En esta mañana invernal de 1831, al recibir en su despacho a su cuñado, que lleva también el nombre de Josiah, al doctor le preocupa precisamente Charles, su hijo descarriado que hace ya meses ha anunciado la intención de embarcarse hacia la Patagonia y la Tierra de Fuego.
-Es una locura, Josiah –le dice Robert a su cuñado-. Una locura más. No hay forma de que este sobrino tuyo siente la cabeza. Primero en Edimburgo, cuando lo mandé allí para que estudiara medicina y donde fue incapaz de encarrilar sus estudios. ¿Sabes lo que me dijo? –Josiah no consideró necesario contestar a una pregunta tan retórica y Robert continuó-: que abandonaba la medicina porque la sangre le daba asco. ¡Figúrate! Ya sabes cómo acabó aquello.
-Sí –se arrancó Josiah- que lo dejó y luego le convenciste -bueno, casi le obligaste- a que se hiciera clérigo. ¿Y sabes lo que pienso? Que aceptó sólo porque le apetecía instalarse en Cambridge.
-Naturalmente –convino Robert- y allí sentó plaza de libertino. Buen comienzo para una carrera eclesiástica. Pero lo más contradictorio de su incomprensible actitud fue la afición y el empeño que tomó por hacerse músico. ¡Músico!… con un oído que le impide entonar la más sencilla de las baladas… y ahora, cuando a trancas y barrancas, ya ha concluido los estudios, se ha hecho amigo de John Henslow, el botánico, y como Charles, eso sí, es un golfo simpático, pues ha convencido a Henslow de que la pasión de su vida es, precisamente, la Botánica. Ha sido Henslow quien le ha propuesto la aventura sudamericana y también lo ha recomendado para embarcarse, pero ya le he dicho a Charles…
-Creo saber lo que le has dicho al chico.

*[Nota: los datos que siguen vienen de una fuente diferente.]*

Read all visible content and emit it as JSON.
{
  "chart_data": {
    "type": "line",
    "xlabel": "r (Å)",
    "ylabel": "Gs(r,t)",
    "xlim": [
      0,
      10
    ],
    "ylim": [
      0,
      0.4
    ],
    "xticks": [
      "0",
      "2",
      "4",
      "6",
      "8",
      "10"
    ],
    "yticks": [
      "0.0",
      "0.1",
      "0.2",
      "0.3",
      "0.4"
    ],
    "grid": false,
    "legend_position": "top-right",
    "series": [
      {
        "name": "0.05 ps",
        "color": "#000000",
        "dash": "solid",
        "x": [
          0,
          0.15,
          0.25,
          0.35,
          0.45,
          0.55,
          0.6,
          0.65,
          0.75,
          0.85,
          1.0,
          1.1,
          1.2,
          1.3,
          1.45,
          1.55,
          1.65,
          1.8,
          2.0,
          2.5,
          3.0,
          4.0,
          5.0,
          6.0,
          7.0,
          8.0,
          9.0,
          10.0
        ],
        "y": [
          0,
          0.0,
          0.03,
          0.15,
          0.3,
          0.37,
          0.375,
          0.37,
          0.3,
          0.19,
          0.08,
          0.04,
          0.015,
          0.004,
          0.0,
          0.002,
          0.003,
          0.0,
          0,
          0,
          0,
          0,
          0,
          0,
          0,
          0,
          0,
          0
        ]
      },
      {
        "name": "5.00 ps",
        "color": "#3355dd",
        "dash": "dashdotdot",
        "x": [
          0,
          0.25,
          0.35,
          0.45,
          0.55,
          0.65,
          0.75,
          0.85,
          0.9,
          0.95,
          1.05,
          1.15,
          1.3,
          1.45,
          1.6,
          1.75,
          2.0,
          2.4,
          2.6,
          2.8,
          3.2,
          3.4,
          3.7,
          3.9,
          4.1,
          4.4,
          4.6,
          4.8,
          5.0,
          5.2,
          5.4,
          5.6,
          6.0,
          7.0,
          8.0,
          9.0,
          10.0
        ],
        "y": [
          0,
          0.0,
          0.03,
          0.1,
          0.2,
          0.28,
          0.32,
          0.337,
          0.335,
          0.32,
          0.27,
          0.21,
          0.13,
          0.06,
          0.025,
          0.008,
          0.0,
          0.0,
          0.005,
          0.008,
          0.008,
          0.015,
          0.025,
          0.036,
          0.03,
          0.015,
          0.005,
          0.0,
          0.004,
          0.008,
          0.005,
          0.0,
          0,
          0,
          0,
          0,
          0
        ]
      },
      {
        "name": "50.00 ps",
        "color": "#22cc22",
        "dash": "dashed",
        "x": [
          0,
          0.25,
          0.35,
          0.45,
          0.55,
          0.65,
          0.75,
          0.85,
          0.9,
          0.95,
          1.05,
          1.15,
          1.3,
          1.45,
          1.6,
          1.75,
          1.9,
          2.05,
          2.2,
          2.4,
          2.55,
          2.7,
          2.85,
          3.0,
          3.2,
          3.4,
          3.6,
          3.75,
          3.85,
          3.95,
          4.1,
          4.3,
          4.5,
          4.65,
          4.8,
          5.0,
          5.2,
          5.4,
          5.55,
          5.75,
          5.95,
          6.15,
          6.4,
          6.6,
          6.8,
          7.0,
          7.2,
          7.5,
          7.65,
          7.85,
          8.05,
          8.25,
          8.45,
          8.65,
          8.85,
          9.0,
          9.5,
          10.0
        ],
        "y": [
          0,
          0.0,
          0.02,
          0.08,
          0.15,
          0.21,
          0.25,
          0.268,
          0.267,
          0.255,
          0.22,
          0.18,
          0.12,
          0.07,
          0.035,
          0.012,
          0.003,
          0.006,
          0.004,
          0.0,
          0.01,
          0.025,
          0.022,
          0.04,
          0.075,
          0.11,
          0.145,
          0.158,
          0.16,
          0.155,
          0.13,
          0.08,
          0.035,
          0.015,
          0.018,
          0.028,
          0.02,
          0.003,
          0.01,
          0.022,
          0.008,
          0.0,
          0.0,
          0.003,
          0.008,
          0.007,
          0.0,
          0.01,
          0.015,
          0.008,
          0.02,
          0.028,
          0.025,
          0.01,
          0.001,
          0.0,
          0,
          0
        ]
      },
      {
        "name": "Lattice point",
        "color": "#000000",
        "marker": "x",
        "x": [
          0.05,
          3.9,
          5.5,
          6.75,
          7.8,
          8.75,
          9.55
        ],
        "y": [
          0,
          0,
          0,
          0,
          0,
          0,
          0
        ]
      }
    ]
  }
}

Me ha venido a ver  me lo ha contado: “Sólo te apoyaré si alguien con un sentido común bien acreditado avala ese viaje tuyo”. ¿Es eso lo que le dijiste?
-Sí, en efecto, eso le dije –admitió Robert.
-Pues tienes al avalista delante de ti -la sorpresa, el terror o los dos juntos se instalaron en la mirada del médico-. Sí, no te extrañes. Tengo fe en ese muchacho. Es bueno y es inteligente…
-Sí es bueno –interrumpió Robert-, tan bueno tan bueno que no puede ser peor. E inteligente, no lo dudo. Para todo, menos para enderezar su vida.
-Pero, hombre de Dios -contemporizó el tío de Charles-, ten un poco de paciencia y algo más de confianza en él. Nos harías a todos un gran favor, ¿estamos de acuerdo?
-Sabes bien que tu opinión vale para mí más que cualquiera otra y sabes –y también lo sabe él, por eso te ha camelado- que no voy a negarte lo que me pides.
-¿De acuerdo entonces?
-De acuerdo. ¡Ojalá que no tengamos que arrepentirnos más adelante!
-Todo saldrá bien, hombre de poca fe –concluyó Josiah.

El 27 de diciembre de 1831, Charles Darwin, el hijo del doctor Robert, salió de Davenport en el Beagle para comenzar lo que él llamó su “segunda vida”. El periplo de casi cinco años de duración llevó a Darwin a las costas de América del Sur y, de vuelta, a las Galápagos, Tahití, Nueva Zelanda, Australia, las Mauricio y Sudáfrica. El 2 de octubre de 1836 regresó a Inglaterra. Cuando su padre lo abrazó, le dijo: “Tu cráneo ha cambiado de forma… espero que haya sido para bien”.
A sus veintiocho años, Charles comenzó a redactar lo que había de ser su obra capital: ”El origen de las especies por selección natural o la preservación de las razas favorecidas en la lucha por la vida”, aunque lo primero que escribió fue el Diario de su viaje, que publicó en 1839, el mismo año de su matrimonio con su prima Emma Wedgwood. Con ella tuvo Darwin diez hijos, seis varones y cuatro mujeres.
“El origen de las especies… “ apareció en las librerías a finales de noviembre de 1859 al precio de 15 chelines. La primera edición de 1250 ejemplares se vendió completa antes de que terminase el primer día… y durante los ciento cincuenta años siguientes no se ha dejado de editar.